Ne pas partir « en vrille »

On ne peut, ici, ne pas être marqué par les analogies faite avec le langage informatique – lointain écho des analogies de la psychanalyse avec celui de la thermodynamique. « Outre le fait d’avoir été comme ‘’ré-initialisé (reset)’’, certains ont évoqué l’impression d’avoir été défragmenté à la manière d’un disque dur, et d’autres ont dit avoir été ‘’re-booté’’, comme si la psilocybine avait permis à ces patients le ‘’redémarrage (kick-start)’’ dont ils avaient besoin pour se sortir de l’état dépressif » expliquent les chercheurs cités par Medscape ; qui rappelle que des effets similaires ont été mentionnés avec l’électroconvulsivothérapie.

Résultats prometteurs mais aussi des chercheurs qui mettent en garde les patients déprimés contre l’automédication, précisant qu’en dehors d’un contexte thérapeutique bien défini, l’expérience peut vite partir « en vrille ».

« Les Portes de la perception » ? Après une brève présentation des recherches autour de la mescaline, Huxley raconte qu’il en a consommé 0,4 grammes un beau jour de mai 1953. Il espérait ainsi pouvoir générer des visions hautement colorées. Puis il déchanta, sans vraiment déchanter. « L’hédonisme, écrit-il, est une philosophie insuffisante. Notre nature et le monde sont tels que, si nous faisons du bonheur notre but, nous n’atteindrons pas au bonheur.»
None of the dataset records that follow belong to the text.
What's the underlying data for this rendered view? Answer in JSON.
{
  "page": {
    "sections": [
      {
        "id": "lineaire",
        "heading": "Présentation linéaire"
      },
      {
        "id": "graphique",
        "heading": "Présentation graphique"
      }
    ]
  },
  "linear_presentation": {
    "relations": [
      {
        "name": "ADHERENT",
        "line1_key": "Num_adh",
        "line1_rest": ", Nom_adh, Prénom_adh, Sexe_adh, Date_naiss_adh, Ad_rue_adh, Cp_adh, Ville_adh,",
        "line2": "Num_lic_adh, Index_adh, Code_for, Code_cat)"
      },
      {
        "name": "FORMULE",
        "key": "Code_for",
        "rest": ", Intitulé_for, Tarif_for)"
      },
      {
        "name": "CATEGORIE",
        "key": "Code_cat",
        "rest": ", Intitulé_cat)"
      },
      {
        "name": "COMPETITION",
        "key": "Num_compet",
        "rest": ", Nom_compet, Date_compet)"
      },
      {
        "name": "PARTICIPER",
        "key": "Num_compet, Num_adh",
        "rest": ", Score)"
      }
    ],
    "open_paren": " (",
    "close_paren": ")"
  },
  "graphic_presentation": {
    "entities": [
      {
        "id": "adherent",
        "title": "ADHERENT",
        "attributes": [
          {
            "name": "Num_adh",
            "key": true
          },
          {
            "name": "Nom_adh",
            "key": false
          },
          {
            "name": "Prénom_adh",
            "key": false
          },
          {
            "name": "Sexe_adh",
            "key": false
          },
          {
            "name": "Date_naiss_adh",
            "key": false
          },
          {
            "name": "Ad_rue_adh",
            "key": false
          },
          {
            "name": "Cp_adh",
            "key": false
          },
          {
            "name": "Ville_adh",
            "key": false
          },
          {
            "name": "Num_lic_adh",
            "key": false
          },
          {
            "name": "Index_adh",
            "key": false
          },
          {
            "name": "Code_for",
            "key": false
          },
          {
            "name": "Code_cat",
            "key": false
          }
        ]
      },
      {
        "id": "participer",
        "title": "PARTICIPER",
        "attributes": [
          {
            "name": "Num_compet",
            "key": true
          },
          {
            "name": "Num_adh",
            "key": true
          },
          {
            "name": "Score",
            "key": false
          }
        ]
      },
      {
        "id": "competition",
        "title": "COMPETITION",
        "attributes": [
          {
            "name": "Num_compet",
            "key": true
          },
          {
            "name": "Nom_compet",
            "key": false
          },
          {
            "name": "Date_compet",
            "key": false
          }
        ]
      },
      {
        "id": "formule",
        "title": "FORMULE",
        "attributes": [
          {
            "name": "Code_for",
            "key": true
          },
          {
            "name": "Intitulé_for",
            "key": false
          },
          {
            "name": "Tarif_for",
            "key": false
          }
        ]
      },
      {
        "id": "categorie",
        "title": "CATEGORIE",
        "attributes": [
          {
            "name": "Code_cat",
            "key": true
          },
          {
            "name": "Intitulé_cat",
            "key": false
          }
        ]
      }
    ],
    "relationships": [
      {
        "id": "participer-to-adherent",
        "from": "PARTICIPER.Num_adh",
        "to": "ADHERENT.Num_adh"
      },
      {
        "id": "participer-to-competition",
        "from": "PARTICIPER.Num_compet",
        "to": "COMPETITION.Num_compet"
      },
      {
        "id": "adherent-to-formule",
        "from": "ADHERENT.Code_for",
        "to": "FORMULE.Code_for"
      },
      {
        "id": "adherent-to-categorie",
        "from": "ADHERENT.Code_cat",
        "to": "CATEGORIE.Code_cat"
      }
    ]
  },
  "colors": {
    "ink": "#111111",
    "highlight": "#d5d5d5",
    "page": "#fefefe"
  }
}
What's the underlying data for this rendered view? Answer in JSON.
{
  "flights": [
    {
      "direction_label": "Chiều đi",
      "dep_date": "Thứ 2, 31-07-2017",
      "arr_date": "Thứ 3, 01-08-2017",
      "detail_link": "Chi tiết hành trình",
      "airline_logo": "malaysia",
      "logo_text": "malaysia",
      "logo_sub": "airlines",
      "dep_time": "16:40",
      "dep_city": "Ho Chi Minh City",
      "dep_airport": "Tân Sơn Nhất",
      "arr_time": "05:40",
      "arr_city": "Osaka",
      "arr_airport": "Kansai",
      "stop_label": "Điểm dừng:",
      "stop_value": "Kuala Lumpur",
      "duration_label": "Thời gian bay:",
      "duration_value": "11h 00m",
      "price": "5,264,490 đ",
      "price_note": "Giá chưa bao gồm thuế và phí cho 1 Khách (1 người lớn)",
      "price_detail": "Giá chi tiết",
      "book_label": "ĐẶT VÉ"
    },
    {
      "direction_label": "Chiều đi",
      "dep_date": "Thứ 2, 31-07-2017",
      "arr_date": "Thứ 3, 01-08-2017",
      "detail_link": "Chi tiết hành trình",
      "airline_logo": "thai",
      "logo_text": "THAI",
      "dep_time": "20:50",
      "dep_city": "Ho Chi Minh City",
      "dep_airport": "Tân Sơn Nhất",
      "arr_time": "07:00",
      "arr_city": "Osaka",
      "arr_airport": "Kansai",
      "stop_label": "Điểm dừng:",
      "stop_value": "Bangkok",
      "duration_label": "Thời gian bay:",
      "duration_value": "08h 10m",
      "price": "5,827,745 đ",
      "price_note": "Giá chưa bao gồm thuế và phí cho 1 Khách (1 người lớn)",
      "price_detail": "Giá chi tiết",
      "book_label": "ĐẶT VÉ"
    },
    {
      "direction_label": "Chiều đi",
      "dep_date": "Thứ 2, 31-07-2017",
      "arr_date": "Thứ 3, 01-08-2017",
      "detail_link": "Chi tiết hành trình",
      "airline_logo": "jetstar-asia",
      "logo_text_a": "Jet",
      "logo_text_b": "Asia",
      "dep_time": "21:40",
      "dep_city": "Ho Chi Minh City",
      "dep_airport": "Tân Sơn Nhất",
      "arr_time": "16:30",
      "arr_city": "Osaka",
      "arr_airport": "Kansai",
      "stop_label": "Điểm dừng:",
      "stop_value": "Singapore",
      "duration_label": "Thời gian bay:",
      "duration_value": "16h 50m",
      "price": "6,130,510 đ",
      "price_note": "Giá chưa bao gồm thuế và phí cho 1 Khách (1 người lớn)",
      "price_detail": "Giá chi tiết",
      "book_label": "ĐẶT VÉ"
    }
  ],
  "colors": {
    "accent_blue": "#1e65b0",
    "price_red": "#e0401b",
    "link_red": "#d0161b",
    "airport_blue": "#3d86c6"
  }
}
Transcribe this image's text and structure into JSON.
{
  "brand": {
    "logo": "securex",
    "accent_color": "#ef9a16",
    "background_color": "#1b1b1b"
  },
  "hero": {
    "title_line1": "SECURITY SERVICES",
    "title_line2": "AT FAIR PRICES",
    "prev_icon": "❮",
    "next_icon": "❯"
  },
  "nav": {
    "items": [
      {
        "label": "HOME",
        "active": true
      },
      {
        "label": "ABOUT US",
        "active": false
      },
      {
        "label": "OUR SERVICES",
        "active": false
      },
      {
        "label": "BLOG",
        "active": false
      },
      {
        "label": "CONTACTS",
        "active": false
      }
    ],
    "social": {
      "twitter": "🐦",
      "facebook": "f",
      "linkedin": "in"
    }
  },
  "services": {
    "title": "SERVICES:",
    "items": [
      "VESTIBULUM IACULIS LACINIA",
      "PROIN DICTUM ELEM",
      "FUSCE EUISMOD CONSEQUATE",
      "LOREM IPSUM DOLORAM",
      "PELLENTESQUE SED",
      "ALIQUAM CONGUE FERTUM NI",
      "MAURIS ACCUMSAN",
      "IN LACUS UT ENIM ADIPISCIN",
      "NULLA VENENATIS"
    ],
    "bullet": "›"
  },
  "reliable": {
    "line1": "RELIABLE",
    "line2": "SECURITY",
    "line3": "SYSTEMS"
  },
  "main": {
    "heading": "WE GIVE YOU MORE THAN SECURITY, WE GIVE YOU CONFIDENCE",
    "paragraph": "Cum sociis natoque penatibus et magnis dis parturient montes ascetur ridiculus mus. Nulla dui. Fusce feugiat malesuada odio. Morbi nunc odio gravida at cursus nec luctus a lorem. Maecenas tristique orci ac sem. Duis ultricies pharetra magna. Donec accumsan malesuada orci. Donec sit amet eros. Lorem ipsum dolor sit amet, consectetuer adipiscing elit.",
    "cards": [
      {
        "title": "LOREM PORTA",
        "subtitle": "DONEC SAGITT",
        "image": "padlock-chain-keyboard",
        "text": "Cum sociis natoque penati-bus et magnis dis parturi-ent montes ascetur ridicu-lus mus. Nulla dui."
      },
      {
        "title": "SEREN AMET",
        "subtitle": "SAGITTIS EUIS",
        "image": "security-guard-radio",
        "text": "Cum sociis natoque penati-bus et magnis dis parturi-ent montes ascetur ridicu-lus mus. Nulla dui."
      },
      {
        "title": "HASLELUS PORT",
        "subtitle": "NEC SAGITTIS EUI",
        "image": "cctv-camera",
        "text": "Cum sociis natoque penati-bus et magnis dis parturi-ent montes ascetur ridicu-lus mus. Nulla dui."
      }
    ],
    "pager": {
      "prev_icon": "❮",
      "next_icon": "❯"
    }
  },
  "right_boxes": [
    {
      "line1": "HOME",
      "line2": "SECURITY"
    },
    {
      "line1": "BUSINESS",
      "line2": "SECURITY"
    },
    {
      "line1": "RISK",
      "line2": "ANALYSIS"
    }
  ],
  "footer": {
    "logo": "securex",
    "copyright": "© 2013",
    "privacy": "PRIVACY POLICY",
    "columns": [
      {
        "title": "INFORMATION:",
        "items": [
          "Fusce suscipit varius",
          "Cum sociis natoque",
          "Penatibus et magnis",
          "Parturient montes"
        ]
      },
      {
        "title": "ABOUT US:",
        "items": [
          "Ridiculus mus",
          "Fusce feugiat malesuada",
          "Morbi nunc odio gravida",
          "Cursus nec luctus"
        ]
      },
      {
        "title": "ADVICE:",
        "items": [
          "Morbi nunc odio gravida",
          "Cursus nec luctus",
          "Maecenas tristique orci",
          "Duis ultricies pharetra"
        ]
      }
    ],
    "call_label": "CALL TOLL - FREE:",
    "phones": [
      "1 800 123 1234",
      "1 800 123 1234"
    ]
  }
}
Il écrit aussi que la philosophie implicite  dans la publicité moderne est une forme spéciale de l’hédonisme. « Le bonheur, nous apprennent les auteurs de réclames, doit être poursuivi comme une fin en soi ; et il n’y a d’autre bonheur que celui qui vient de l’extérieur, comme résultat de l’acquisition de l’un des produits de la technologie en progrès. » (Re)voir Mad Men. (Re)lire Huxley. Ne pas s’automédiquer.

A demain

3 réflexions sur “Champignons hallucinogènes : leurs chemins thérapeutiques dans les cerveaux dépressifs

  1. je n’ai pas lu Aldous Huxley ,
    extrait wikipédia :
    Il vient d’une famille qui a vu naître de nombreux scientifiques de renom. Même s’il est plus connu comme romancier et essayiste, il a aussi écrit quelques nouvelles, de la poésie, des récits de voyage et des scénarios de film. Dans ses romans et ses essais, Huxley se pose en observateur critique des usages, des normes sociales et des idéaux, et se préoccupe des applications potentiellement nuisibles à l’humanité du progrès scientifique. Alors que ses premières œuvres étaient dominées par la défense d’un certain humanisme, il s’intéresse de plus en plus aux questions spirituelles, et particulièrement à la parapsychologie et à la philosophie mystique, un sujet sur lequel il a beaucoup écrit.

  2. Que dire à ceux qui, déprimés au long cours, n’ont trouvé que certaines substances illicites pour continuer à vouloir vivre sans devenir des légumes ? Ne pas s’automédiquer ? Accepter les pilules de Big Pharma ?

    PS : Mais je ne suis pas médecin.